Greetings everybody!

Recently i ran dosbox on my PSP. Well, i was really impressed! And now i have intention to improve x86 emulation performance at least on PSP. Hope, i have some time to spend too... Have C, C++ and x86 assembler experience (namely - use them by occupation last 8 years).

All i need is some dynamic core details. There are some ideas in my head - the question is are they worth.

1) most important: is dynamic core available/used on PSP build ?

2) As far as i understand dynamic core takes a part of emulated x86 code, and "compiles" it to function in native code (x86, ARM, MIPS etc). Dosbox simply runs native code function instead of translating emulated code, right?

3) how do you decide which part to "compile"? Is there some barriers like memory accesses, I\O operations, jumps etc?

4) do you just "compile" all suitable code parts or automatically detect hotspots and process them only? If automatically, how?

5) any self-modified code issues?

6) what kind of assembly code is generated? Load-execute-store for each x86 instruction or at least store/load optimized? I am talking about code like this:
------------------ initial x86 code
add ax, bx
add ax, cx
------------------ load-execute-store
mov r1, [RAX]
add r1, [RBX]
mov [RAX], r1
mov r1, [RAX]
add r1, [RCX]
mov [RAX], r1
------------------ load-execute-store with store/load optimization
mov r1, [RAX]
add r1, [RBX]
add r1, [RCX]
mov [RAX], r1
------------------
Other rather simple to implement optimization methods are possible. Up to eliminating writing register values temporary to memory - like virtually expanding x86 registers quantity.

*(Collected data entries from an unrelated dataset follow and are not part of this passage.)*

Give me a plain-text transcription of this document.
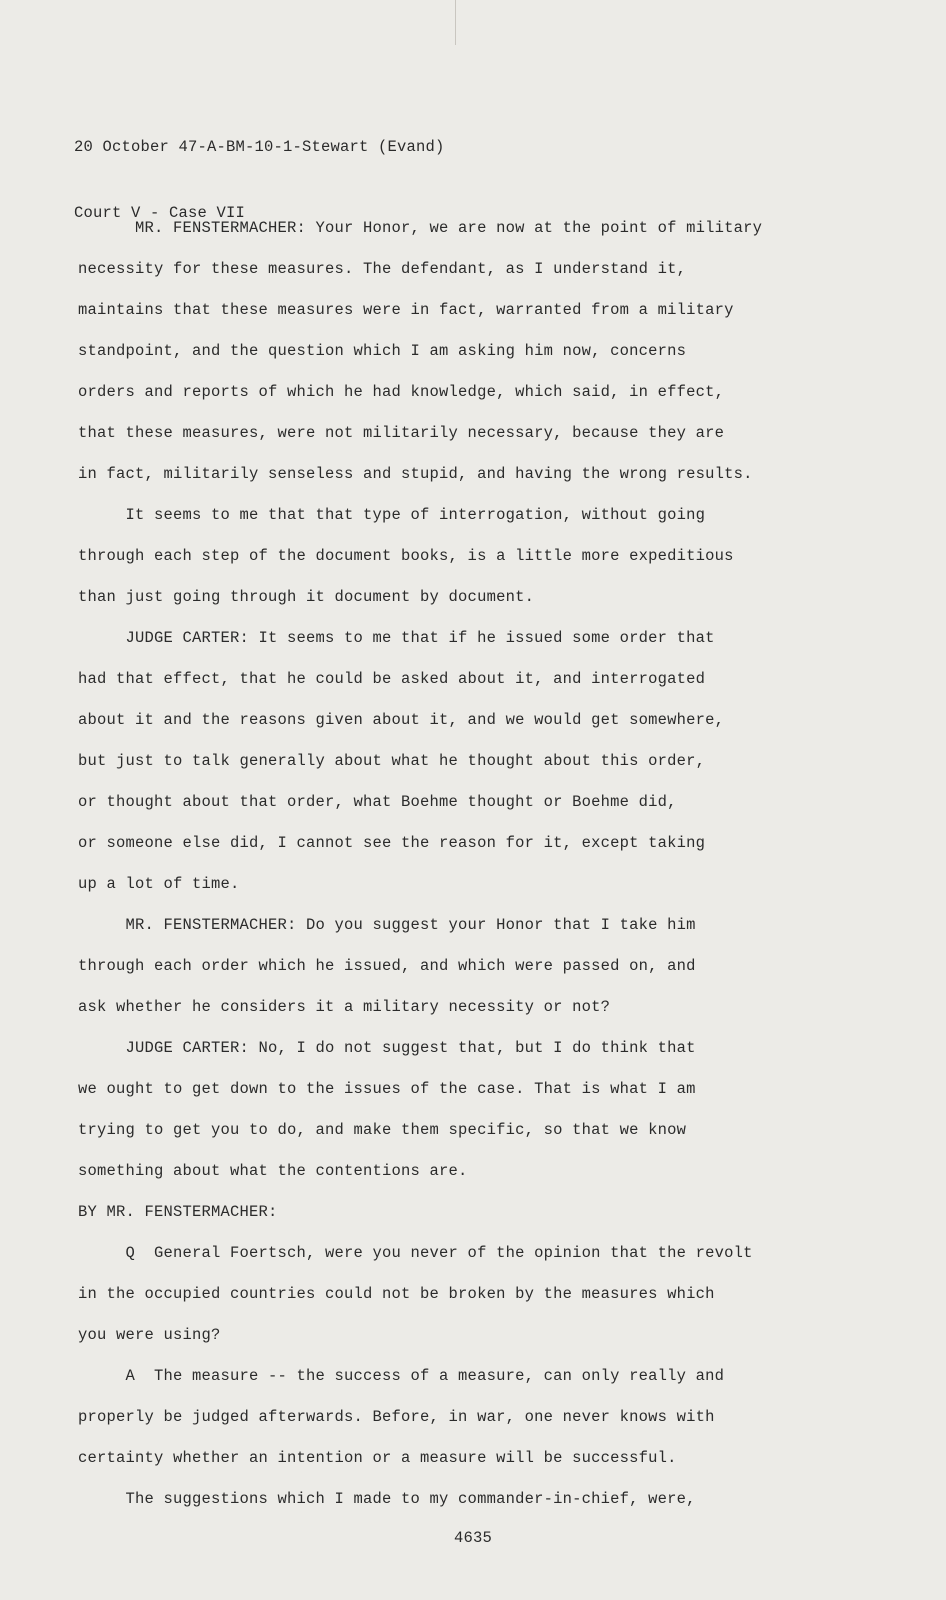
20 October 47-A-BM-10-1-Stewart (Evand)

Court V - Case VII

MR. FENSTERMACHER: Your Honor, we are now at the point of military
necessity for these measures. The defendant, as I understand it,
maintains that these measures were in fact, warranted from a military
standpoint, and the question which I am asking him now, concerns
orders and reports of which he had knowledge, which said, in effect,
that these measures, were not militarily necessary, because they are
in fact, militarily senseless and stupid, and having the wrong results.
It seems to me that that type of interrogation, without going
through each step of the document books, is a little more expeditious
than just going through it document by document.
JUDGE CARTER: It seems to me that if he issued some order that
had that effect, that he could be asked about it, and interrogated
about it and the reasons given about it, and we would get somewhere,
but just to talk generally about what he thought about this order,
or thought about that order, what Boehme thought or Boehme did,
or someone else did, I cannot see the reason for it, except taking
up a lot of time.
MR. FENSTERMACHER: Do you suggest your Honor that I take him
through each order which he issued, and which were passed on, and
ask whether he considers it a military necessity or not?
JUDGE CARTER: No, I do not suggest that, but I do think that
we ought to get down to the issues of the case. That is what I am
trying to get you to do, and make them specific, so that we know
something about what the contentions are.
BY MR. FENSTERMACHER:
Q  General Foertsch, were you never of the opinion that the revolt
in the occupied countries could not be broken by the measures which
you were using?
A  The measure -- the success of a measure, can only really and
properly be judged afterwards. Before, in war, one never knows with
certainty whether an intention or a measure will be successful.
The suggestions which I made to my commander-in-chief, were,
4635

At this moment i see it is rather simple to implement "compilation" to native code almost for any platform such parts of x86 code which have no: memory accesses (or they are but no paging etc), jumps, port I/O, floating point operations.

Thanks in advance

Reply 1 of 11, by MiniMax

User metadata
Rank Moderator
Rank
Moderator

Review this thread:

ARM (Thumb) Dynamic Core Code

After that, try contacting some of the people there. I hope they know everything you want to know.

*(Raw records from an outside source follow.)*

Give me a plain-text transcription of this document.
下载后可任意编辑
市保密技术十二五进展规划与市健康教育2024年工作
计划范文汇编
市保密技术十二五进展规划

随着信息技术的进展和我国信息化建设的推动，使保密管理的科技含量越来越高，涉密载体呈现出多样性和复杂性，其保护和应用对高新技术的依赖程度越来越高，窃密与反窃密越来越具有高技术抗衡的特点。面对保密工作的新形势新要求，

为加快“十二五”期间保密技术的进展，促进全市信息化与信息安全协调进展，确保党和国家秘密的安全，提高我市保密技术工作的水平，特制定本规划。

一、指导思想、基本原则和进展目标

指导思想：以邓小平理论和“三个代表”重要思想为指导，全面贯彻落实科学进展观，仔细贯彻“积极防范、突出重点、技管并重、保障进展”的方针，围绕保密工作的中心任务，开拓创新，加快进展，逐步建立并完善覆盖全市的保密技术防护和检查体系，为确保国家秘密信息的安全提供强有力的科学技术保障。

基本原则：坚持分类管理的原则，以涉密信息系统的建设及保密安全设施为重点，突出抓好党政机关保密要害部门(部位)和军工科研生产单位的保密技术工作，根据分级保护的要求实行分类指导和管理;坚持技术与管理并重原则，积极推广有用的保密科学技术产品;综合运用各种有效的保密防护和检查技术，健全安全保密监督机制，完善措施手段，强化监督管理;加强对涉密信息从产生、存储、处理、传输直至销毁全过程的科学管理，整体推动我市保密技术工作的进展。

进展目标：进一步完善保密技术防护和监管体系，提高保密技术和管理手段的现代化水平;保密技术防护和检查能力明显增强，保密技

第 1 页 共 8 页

DOSBox 60 seconds guide | How to ask questions
_________________
Lenovo M58p | Core 2 Quad Q8400 @ 2.66 GHz | Radeon R7 240 | LG HL-DT-ST DVDRAM GH40N | Fedora 32

Reply 2 of 11, by wd

User metadata
Rank DOSBox Author
Rank
DOSBox Author

1) most important: is dynamic core available/used on PSP build ?

Yes (mips32le backend).

Dosbox simply runs native code function instead of translating emulated code, right?

Yes, when first encountering new code it is recompiled into native code
(using function calls for the core of several instructions) which is run afterwards.

3) how do you decide which part to "compile"?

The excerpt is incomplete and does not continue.